Review the ArrayList practice solution with AP CS Tutor Brandon Horn.
removeWord method
public static void removeWord(ArrayList<String> words, String wordToRemove)
{
for(int i = words.size() - 1; i >= 0; i--)
if(words.get(i).equals(wordToRemove))
words.remove(i);
}
When the element at position i is removed from an ArrayList, the elements at all subsequent positions shift one position to the left. If this is ignored, a regular for loop skips consecutive matching elements.
The example below illustrates this behavior.
words -> ["apple" "banana", "banana", "pear", "peach"]
0 1 2 3 4
wordToRemove -> "banana"
i: 1
When i is 1, "banana" is removed. The elements after position 1 shift one spot to the left. The value of i is increment.
words -> ["apple" "banana", "pear", "peach"]
0 1 2 3
wordToRemove -> "banana"
i: 2
The "banana" previously at position 2 is now at position 1. The loop moved past position 1, and skipped "banana".
One way to account for the shift is to traverse the list backwards. The elements that shift are the ones that have already been checked.
The example below illustrates the behavior.
words -> ["apple" "banana", "banana", "pear", "peach"]
0 1 2 3 4
wordToRemove -> "banana"
i: 2
When i is 2, "banana" is removed. The elements after position 2 shift one spot to the left. The value of i is decremented.

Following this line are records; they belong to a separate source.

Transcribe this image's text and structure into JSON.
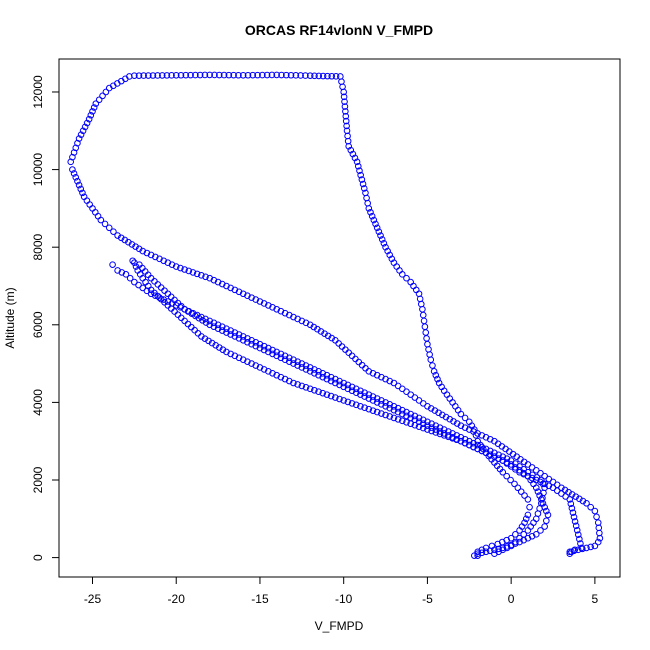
{
  "chart_data": {
    "type": "scatter",
    "title": "ORCAS RF14vlonN V_FMPD",
    "xlabel": "V_FMPD",
    "ylabel": "Altitude (m)",
    "xlim": [
      -27.0,
      6.5
    ],
    "ylim": [
      -500,
      12850
    ],
    "xticks": [
      -25,
      -20,
      -15,
      -10,
      -5,
      0,
      5
    ],
    "yticks": [
      0,
      2000,
      4000,
      6000,
      8000,
      10000,
      12000
    ],
    "xtick_labels": [
      "-25",
      "-20",
      "-15",
      "-10",
      "-5",
      "0",
      "5"
    ],
    "ytick_labels": [
      "0",
      "2000",
      "4000",
      "6000",
      "8000",
      "10000",
      "12000"
    ],
    "grid": false,
    "marker": "open-circle",
    "point_color": "#0000ff",
    "series": [
      {
        "x": [
          -2.0,
          -2.0,
          -1.5,
          -0.8,
          0.0,
          0.5,
          0.8,
          1.0,
          1.1,
          1.0,
          0.2,
          -0.5,
          -1.5,
          -2.0,
          -2.2,
          -2.5,
          -3.0,
          -3.5,
          -4.0,
          -4.3,
          -4.6,
          -4.8,
          -5.0,
          -5.1,
          -5.2,
          -5.3,
          -5.5,
          -6.0,
          -6.5,
          -7.0,
          -7.5,
          -8.0,
          -8.5,
          -8.7,
          -9.2,
          -9.7,
          -9.8,
          -9.9,
          -10.0,
          -10.2,
          -12.0,
          -14.0,
          -16.0,
          -18.0,
          -20.0,
          -22.5,
          -22.8,
          -24.0,
          -24.8,
          -25.2,
          -25.8,
          -26.3,
          -26.2,
          -25.8,
          -25.5,
          -25.0,
          -24.5,
          -24.0,
          -23.5,
          -22.0,
          -20.0,
          -18.0,
          -16.0,
          -14.0,
          -12.0,
          -10.5,
          -9.5,
          -8.5,
          -7.0,
          -6.0,
          -5.0,
          -3.0,
          -1.0,
          1.0,
          2.0,
          3.0,
          4.5,
          5.0,
          5.2,
          5.3,
          5.2,
          5.0,
          4.5,
          4.0,
          3.5
        ],
        "y": [
          50,
          150,
          250,
          350,
          500,
          700,
          900,
          1100,
          1300,
          1500,
          1900,
          2200,
          2700,
          3000,
          3300,
          3500,
          3700,
          4000,
          4300,
          4500,
          4800,
          5100,
          5500,
          5800,
          6100,
          6400,
          6800,
          7100,
          7300,
          7600,
          8000,
          8500,
          9000,
          9400,
          10200,
          10600,
          11000,
          11500,
          12000,
          12400,
          12420,
          12440,
          12430,
          12440,
          12430,
          12420,
          12400,
          12100,
          11700,
          11300,
          10800,
          10200,
          10000,
          9600,
          9300,
          9000,
          8700,
          8500,
          8300,
          7900,
          7500,
          7200,
          6800,
          6400,
          6000,
          5600,
          5200,
          4800,
          4500,
          4200,
          3900,
          3400,
          3000,
          2400,
          2100,
          1800,
          1400,
          1200,
          900,
          500,
          400,
          300,
          250,
          200,
          150
        ]
      },
      {
        "x": [
          -1.0,
          -0.5,
          0.0,
          0.5,
          1.0,
          1.5,
          1.8,
          2.0,
          1.8,
          1.0,
          0.0,
          -1.5,
          -3.0,
          -5.0,
          -7.0,
          -9.0,
          -11.0,
          -13.0,
          -15.0,
          -17.0,
          -18.5,
          -20.0,
          -21.5,
          -22.5,
          -23.0,
          -23.5,
          -23.8
        ],
        "y": [
          100,
          200,
          300,
          500,
          700,
          1000,
          1400,
          1800,
          2000,
          2200,
          2500,
          2800,
          3100,
          3500,
          3900,
          4300,
          4700,
          5100,
          5500,
          5900,
          6200,
          6500,
          6800,
          7100,
          7300,
          7400,
          7550
        ]
      },
      {
        "x": [
          3.6,
          3.5,
          3.8,
          4.2,
          3.5,
          2.5,
          1.5,
          0.5,
          -0.5,
          -1.5,
          -3.0,
          -5.0,
          -7.0,
          -9.0,
          -11.0,
          -13.0,
          -15.0,
          -17.0,
          -18.5,
          -19.5,
          -20.5,
          -21.5,
          -22.0,
          -22.3,
          -22.5,
          -22.6,
          -22.2,
          -21.5,
          -20.5,
          -19.5,
          -18.0,
          -16.0,
          -14.0,
          -12.0,
          -10.0,
          -8.0,
          -6.0,
          -4.0,
          -2.0,
          0.0,
          1.0,
          1.5,
          1.8,
          2.0,
          2.2,
          2.0,
          1.5,
          0.5,
          -0.5,
          -1.0,
          -1.5,
          -2.0,
          -2.2
        ],
        "y": [
          150,
          100,
          200,
          250,
          1500,
          1800,
          2000,
          2200,
          2500,
          2700,
          3000,
          3300,
          3600,
          3900,
          4200,
          4500,
          4900,
          5300,
          5700,
          6100,
          6500,
          6900,
          7200,
          7400,
          7600,
          7650,
          7550,
          7200,
          6800,
          6400,
          6000,
          5600,
          5200,
          4800,
          4400,
          4000,
          3600,
          3200,
          2800,
          2400,
          2100,
          1800,
          1500,
          1300,
          1100,
          800,
          600,
          400,
          250,
          200,
          150,
          100,
          50
        ]
      }
    ]
  }
}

words -> ["apple" "banana", "pear", "peach"]
0 1 2 3
wordToRemove -> "banana"
i: 1
removeWord method (alternative 1)
int i = 0;
while(i < words.size())
{
if(words.get(i).equals(wordToRemove))
words.remove(i);
else
i++;
}
An alternative approach is to use a while loop that only increments i when the element at i is not removed. The loop either goes to the next element or lets the next element come to it, but not both.

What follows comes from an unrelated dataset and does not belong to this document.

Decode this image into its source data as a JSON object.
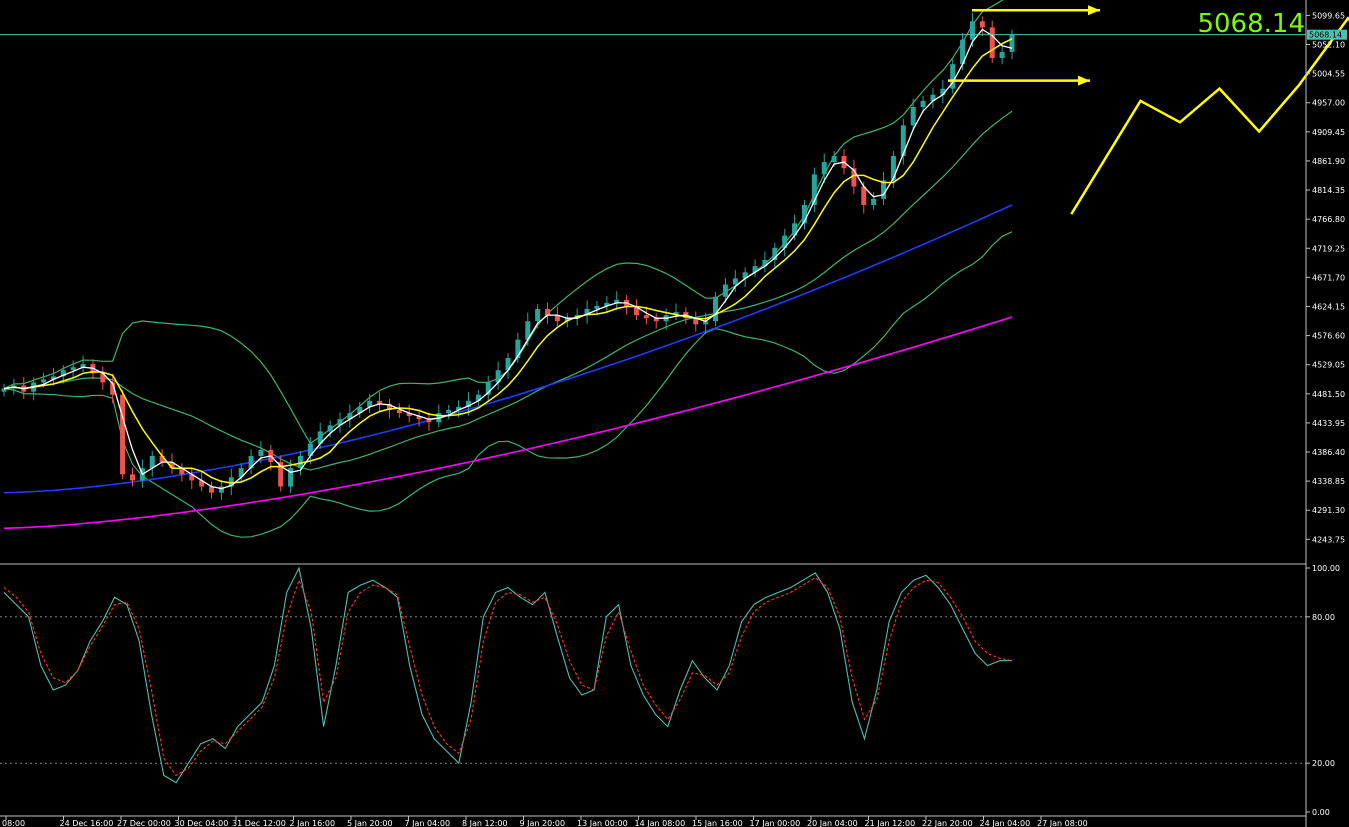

removeWord method (alternative 2)
for (int i = 0; i < words.size(); i++)
{
if (words.get(i).equals(wordToRemove))
{
words.remove(i);
i--;
}
}
Another alternative is to decrement i whenever an element removes. Decrementing i cancels the increment that runs each time the for loop runs. This approach has the disadvantage of modifying the loop variable within the loop, which makes the loop less clear.
duplicateMatching method
public static void duplicateMatching(ArrayList<Integer> list, Integer elem)
{
for(int i = list.size() - 1; i >= 0; i--)
if(list.get(i).equals(elem))
list.add(i, elem);
}
duplicateMatching has an issue similar to removeWord. When an element is added at position i, the elements previously at and after position i shift one spot to the right. A regular loop that increments i each time would incorrectly find another match. This results in a loop that adds elements to the list until memory is exhausted.
With minor modifications, each alternate solution to removeWord can be applied to duplicateMatching.
removeAdjacentDuplicates method
public static void removeAdjacentDuplicates(ArrayList<Integer> list)
{
int i = 1;
while(i < list.size())
{
if(list.get(i - 1).equals(list.get(i)))
list.remove(i);
else
i++;
}
}
removeAdjacentDuplicates has an issue similar to the other 2 exercises. As with duplicateMatching, any of the 3 solutions presented for removeWord can be modified to work.
removeAdjacentDuplicates needs to check 2 elements during each loop execution, so the loop bounds need to be chosen carefully. In the example solution, i starts at 1.